The positive effect of wrestling with a call to live overseas is that we desire to live here, in the US, in the same missional ways we would live overseas. Missions is in our blood. Even as I write this response, I can see three world maps adorning our home from my seat. More than wall art, they represent our heart for God’s glory through making disciples of all nations. We will remain Ready to go/Content to stay; I pray for the rest of our lives. This means that we will remain open to the Lord to pursue serving Him overseas, willing to go the moment He commands us to come to Him in another context. I truly believe this willingness is essential to my effectiveness in making disciples here in the US.
As a pastor, partnering with IMB missionaries is one of the sweetest sources of joy in my life and to our family. Our dearest friends are IMB missionaries in Lesotho, and we pray daily for many others all across the world. Caring for missionaries is the responsibility and sacred joy of the local church. I would hope to see FBNO become a tremendous sending church, commissioning missionaries all over the world, even as we labor here in New Orleans for the same purpose—to glorify God by making disciples of all nations.

Is there anything else you would like us to know about how God is leading your heart right now?

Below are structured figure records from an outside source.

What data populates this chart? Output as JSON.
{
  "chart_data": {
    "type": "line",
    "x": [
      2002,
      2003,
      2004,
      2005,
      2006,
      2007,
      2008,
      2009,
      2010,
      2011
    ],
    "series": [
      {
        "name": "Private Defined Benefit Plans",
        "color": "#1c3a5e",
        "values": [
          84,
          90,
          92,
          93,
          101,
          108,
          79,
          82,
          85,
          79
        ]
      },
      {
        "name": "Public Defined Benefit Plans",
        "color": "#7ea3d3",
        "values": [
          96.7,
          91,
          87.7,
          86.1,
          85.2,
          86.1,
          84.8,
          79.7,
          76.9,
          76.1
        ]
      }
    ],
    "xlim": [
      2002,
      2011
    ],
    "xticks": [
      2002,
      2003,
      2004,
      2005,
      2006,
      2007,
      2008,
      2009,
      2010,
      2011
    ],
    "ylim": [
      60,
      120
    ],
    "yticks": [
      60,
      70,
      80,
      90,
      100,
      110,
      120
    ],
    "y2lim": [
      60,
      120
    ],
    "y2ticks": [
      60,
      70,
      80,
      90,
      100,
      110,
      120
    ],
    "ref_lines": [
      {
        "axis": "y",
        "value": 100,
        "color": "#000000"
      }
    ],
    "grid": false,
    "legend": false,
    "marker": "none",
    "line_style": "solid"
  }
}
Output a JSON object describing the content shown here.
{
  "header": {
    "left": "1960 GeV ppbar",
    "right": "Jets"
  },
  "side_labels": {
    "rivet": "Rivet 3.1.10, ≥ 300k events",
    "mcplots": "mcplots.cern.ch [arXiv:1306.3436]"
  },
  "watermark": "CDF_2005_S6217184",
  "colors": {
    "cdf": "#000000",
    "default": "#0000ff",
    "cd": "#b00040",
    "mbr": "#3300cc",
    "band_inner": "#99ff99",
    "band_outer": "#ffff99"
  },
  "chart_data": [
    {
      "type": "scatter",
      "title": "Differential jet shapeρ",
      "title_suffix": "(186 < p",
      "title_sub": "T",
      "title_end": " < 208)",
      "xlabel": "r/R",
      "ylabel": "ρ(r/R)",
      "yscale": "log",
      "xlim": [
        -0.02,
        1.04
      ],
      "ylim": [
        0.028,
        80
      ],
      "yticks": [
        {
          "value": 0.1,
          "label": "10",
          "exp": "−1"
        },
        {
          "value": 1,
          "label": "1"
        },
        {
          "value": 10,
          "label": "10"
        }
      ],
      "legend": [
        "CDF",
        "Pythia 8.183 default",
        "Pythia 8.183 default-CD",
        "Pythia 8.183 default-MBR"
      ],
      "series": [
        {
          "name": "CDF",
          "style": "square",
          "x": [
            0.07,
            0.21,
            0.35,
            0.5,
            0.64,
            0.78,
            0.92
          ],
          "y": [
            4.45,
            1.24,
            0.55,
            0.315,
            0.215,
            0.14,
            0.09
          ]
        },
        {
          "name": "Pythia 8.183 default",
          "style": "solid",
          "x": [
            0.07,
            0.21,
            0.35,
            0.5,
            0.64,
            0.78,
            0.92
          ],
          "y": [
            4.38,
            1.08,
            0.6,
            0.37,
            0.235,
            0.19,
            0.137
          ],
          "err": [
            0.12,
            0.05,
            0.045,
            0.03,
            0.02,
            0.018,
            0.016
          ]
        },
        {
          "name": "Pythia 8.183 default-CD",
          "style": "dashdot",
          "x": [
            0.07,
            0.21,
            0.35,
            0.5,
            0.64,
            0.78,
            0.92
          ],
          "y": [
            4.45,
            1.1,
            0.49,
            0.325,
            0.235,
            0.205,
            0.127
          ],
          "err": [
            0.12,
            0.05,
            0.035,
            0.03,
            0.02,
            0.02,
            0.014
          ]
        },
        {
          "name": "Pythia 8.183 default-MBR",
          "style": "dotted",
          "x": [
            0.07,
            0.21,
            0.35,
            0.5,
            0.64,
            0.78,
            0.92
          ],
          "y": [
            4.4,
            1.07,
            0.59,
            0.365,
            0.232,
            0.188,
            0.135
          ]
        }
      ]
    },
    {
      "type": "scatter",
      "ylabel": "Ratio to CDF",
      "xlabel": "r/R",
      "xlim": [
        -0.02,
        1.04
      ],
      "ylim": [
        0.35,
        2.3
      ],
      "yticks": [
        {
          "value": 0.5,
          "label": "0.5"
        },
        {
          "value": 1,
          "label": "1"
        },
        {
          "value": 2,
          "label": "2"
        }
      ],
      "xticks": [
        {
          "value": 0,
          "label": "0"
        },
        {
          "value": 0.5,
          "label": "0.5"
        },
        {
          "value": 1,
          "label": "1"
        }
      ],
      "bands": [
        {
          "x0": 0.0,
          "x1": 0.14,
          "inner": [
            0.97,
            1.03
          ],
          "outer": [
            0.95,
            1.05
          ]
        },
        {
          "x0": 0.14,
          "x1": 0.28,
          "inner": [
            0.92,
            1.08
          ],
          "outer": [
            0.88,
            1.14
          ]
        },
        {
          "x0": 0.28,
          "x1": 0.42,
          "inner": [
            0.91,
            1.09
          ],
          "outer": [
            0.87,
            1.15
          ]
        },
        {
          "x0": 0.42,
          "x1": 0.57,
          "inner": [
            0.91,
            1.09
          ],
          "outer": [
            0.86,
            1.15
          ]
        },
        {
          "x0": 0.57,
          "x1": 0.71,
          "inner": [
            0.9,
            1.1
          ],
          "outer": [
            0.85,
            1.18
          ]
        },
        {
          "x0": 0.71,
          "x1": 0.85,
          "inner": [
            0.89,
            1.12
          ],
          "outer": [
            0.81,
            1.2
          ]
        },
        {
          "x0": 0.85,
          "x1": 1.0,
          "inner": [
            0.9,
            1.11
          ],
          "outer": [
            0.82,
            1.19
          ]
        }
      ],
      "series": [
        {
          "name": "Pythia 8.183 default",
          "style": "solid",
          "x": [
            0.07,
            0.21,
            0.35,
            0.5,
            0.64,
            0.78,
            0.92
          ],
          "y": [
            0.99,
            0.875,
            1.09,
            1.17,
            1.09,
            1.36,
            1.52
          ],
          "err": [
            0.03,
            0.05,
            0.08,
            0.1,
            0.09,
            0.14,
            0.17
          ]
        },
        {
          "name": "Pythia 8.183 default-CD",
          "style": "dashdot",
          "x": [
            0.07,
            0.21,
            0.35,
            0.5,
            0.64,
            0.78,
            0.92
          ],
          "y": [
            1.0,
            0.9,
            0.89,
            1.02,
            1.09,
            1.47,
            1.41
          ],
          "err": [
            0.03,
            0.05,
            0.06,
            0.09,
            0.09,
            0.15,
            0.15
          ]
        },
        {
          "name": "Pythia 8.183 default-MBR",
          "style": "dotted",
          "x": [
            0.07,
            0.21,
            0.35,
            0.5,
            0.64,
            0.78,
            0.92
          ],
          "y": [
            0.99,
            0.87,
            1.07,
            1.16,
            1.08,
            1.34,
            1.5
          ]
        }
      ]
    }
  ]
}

I recently read the account of Jesus walking on the water from the Gospel of Matthew in chapter 14. The exchange between Peter and Jesus struck me. Frightened, all of the disciples needed to hear Jesus say, “Take heart; it is I. Do not be afraid.” Then Peter answered him, “Lord if it is you, command me to come to you on the water.” And Jesus said, “Come.” The word “come” is an imperative in the Greek. I have heard so many people highlight Peter’s faith in getting out of the boat, turning to an application that seems to promote risk-taking as some higher form of faith. It would have been utter foolishness, not faith, for Peter to have jumped out of the boat in hopes that he, too, could walk on water unless Jesus commanded him to come. What makes the incident a story of faith is this: Jesus said, “Come,” and Peter went. Biblical faith has always been trust, obedience, belief in what God has said. So, my prayer as it relates to this sacred moment is “Jesus, if this is you, command me to come to you.” Know that His voice is the voice I pray we all hear clearly so that we can each walk in faith, obeying, trusting, believing what He says. May He speak in such a way that only He receives the credit.